What are the reasons for conservative tendencies getting stronger again?
It is so complex that I think it would not even be possible to explain it in five articles. Still, there are two reasons that I would like to highlight. Polish politics are now very similar to those in the US. It is truly polarizing and political support is built on hate. That way, one group can feel better than the other group. The first time the ruling party was elected they chose immigrants as their enemy and this time it is LGBT.
The second reason is the lack of education and awareness. Poland is a very homogeneous country where everybody is white, catholic, and hetero-sexual. Of course, this is not true, but it is seen like that. 99% of the people are white, 94% are catholic. So, when you grow up, you don’t see the diversity. Everybody is the same, and you don’t question that. At the same time, the education system fails to teach about different skin colors, religions, or sexual orientations. When I grew up, people didn’t realize that there was diversity. And if you don’t know people who are openly gay or Jewish or black, you don’t get to hear their experiences, and you believe what you hear in the media. And if it teaches you that gay people constantly rape kids – because this is the message in Poland at the moment – and you don’t have any other source to inform yourself, then, of course, you believe it and you will like you need to do something to save those kids.

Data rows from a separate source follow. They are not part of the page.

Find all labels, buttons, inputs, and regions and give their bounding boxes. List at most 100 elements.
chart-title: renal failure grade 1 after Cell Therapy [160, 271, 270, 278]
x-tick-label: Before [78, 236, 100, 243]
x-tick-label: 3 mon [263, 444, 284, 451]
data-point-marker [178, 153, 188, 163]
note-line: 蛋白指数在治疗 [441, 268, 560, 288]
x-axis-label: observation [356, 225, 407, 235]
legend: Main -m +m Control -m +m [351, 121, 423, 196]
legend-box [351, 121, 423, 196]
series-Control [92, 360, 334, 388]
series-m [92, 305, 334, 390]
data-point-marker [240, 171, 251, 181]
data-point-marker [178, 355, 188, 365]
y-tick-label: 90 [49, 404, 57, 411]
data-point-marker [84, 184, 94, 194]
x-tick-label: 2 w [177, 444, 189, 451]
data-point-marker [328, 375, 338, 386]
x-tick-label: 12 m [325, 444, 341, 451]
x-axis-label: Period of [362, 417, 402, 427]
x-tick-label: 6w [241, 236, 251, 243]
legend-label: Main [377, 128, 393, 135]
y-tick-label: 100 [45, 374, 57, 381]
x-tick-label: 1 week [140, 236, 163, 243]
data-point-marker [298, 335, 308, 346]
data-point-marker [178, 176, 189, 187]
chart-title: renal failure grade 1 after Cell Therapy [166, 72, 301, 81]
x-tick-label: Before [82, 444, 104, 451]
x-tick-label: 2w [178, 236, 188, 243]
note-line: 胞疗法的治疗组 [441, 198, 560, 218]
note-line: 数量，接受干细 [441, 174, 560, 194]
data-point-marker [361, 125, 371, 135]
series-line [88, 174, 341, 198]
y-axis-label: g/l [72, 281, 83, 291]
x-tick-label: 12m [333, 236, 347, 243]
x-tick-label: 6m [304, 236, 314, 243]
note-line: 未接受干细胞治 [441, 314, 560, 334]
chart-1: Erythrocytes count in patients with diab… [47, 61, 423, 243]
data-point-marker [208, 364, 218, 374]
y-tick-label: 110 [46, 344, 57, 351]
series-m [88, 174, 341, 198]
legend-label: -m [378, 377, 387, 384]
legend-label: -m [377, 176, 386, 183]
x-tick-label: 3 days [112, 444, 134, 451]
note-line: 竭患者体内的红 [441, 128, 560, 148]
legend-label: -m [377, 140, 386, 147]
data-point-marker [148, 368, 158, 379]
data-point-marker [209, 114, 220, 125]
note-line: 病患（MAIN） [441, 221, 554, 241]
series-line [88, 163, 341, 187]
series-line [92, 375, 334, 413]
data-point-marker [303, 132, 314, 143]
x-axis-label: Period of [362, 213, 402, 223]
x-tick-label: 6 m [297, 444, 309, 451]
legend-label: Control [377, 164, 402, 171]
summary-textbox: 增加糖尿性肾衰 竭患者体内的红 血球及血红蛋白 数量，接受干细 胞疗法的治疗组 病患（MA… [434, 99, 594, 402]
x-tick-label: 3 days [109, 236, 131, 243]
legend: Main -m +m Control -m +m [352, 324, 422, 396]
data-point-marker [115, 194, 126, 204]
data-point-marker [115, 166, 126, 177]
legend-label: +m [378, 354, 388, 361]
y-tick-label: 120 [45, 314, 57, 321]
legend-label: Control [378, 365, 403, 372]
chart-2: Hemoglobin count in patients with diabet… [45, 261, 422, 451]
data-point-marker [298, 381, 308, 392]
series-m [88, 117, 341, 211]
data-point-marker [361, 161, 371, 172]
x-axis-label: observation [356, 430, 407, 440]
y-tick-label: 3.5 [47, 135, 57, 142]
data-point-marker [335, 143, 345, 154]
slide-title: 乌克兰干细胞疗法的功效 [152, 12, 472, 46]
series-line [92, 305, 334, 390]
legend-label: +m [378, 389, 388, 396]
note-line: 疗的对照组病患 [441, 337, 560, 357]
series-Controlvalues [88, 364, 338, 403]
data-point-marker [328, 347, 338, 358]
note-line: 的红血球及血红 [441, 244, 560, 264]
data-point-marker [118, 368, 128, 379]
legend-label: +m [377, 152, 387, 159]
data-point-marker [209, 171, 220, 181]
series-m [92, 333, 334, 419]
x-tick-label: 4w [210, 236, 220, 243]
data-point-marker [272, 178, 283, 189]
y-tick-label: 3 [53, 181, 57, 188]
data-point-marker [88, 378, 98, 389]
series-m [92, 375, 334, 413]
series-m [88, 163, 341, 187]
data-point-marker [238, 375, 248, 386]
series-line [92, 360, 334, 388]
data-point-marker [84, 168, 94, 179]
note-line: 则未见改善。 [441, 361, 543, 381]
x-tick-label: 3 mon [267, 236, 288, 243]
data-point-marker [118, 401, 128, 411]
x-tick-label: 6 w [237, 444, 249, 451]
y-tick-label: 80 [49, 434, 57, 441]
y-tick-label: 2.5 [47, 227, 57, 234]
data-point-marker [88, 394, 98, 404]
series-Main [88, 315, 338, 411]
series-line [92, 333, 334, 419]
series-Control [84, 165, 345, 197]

And then of course there is the Catholic Church that plays an important role and is not known for liking LGBT.
Can you picture yourself as a couple moving back in the future?
In the near future, for sure not. Even if the politicians introduce same-sex marriage at some point and even if we lived with a group of liberal friends, I still think it will take decades for society to accept LGBT. But I don’t see that happen any time soon. The thing with Poland and other similar countries is that it feels like the situation is for sure not good, but it is also not too bad. You live and you get used to it. And then, when you leave for the country for a trip for example, and you get to see other societies, it is like a shock to see how life actually can be. You see the difference between your life, which is not too bad compared to something amazing. And now that I have experienced this freedom, I am not confident if I’d be able to go back.
Diana, thank you very much for your time and for sharing your story with us. I wish you two all the best.